Напомним, что «мгновенное озарение светом истины» у Л. Толстого в 1880-е годы, воплотившееся в «Смерти Ивана Ильича», «Хозяине и работнике», «Крейцеровой сонате», объясняется не в последнюю очередь знакомством писателя с работами Шопенгауэра. Указывая на увлечение Л. Толстого в 1870-е годы Шопенгауэром, Б. Эйхенбаум напоминает неотправленное «странное» письмо Л. Толстого (со ссылкой на Мишле), которое «восходит к какому-то книжному источнику», – к «Жизни рода» и «Метафизике половой любви». Исследователь резюмирует: «Он пользуется Шопенгауэром, но «разрывает» его систему в тех случаях, когда она не совпадает с его взглядами или «правилами». С доказательностью и наглядностью Б. Эйхенбаум обнаруживает присутствие Шопенгауэра в «Анне Карениной».
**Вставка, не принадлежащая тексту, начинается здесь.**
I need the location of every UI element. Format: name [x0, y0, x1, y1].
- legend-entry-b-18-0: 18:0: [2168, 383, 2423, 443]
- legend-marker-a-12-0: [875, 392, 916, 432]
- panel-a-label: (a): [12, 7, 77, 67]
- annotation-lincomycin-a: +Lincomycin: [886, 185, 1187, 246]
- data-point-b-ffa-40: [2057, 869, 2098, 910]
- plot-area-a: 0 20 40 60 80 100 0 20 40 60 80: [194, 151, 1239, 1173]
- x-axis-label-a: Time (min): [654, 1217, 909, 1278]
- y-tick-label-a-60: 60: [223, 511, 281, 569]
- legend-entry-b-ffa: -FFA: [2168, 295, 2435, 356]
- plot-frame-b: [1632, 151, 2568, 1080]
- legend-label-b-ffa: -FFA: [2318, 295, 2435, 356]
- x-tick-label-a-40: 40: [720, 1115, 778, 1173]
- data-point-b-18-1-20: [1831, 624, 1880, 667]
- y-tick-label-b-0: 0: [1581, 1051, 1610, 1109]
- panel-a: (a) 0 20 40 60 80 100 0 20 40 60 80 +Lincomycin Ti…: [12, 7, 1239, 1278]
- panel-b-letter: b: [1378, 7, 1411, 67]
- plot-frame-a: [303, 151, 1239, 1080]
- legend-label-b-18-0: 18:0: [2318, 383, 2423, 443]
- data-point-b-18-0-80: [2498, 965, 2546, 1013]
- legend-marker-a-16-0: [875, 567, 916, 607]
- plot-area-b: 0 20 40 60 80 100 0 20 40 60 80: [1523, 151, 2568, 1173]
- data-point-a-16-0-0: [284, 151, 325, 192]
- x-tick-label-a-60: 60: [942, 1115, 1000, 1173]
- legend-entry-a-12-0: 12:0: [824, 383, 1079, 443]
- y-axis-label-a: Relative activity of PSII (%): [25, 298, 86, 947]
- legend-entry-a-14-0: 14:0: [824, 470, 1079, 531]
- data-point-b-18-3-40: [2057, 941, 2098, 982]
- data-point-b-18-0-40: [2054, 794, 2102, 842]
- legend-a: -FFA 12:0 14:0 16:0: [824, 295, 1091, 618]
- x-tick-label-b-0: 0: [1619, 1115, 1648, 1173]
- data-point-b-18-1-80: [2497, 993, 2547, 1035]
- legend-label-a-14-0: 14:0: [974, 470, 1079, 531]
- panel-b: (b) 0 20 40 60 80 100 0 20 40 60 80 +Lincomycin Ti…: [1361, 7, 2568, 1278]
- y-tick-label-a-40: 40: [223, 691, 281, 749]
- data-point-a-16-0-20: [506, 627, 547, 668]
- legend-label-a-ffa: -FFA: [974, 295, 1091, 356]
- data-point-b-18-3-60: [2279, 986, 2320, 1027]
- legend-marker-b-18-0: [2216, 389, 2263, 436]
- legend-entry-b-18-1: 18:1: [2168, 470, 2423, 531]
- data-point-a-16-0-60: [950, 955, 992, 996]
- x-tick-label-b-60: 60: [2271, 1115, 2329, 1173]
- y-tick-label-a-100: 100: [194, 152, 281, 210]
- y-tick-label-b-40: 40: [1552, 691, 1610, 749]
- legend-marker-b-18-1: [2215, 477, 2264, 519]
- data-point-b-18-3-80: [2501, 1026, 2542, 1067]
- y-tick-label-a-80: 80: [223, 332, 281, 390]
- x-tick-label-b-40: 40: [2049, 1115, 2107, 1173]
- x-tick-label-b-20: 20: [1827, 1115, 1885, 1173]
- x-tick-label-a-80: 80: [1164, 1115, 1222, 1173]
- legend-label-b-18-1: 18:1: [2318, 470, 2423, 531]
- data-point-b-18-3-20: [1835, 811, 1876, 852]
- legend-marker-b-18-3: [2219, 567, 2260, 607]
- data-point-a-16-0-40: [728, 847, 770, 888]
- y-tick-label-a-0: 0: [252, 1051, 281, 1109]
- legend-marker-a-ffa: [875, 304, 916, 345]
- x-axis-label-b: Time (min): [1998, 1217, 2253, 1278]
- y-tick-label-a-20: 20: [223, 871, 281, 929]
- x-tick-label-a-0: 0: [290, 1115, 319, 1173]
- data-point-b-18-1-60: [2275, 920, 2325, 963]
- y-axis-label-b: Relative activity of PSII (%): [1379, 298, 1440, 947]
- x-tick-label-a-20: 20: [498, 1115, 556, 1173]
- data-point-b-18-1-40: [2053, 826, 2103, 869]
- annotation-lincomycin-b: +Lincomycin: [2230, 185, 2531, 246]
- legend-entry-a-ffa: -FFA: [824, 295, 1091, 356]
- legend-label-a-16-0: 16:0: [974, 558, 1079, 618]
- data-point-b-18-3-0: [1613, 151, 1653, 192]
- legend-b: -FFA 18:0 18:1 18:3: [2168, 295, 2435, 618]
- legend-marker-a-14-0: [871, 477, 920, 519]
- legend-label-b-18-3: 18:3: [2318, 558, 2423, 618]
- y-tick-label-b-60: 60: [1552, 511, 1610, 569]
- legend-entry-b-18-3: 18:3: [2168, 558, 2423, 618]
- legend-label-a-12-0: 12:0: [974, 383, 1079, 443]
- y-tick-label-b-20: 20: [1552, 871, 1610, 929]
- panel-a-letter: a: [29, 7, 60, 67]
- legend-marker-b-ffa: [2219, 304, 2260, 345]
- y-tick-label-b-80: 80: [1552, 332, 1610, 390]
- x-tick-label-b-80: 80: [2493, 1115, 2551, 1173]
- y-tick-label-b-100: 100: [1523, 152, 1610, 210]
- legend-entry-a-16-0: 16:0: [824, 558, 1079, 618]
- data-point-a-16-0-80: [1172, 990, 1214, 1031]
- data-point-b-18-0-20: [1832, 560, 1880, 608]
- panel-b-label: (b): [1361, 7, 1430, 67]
С конца 1880-х годов с книгой Шопенгауэра «Афоризмы и максимы» и затем со всеми переводами его на русский язык знакомится М. Горький, что формирует его отношение к природе, человеческому разуму и инстинкту. Образ мирового абсурда в экзистенциальных рассказах Горького 1920-х годов также не исключает влияния шопенгауэровского мироощущения.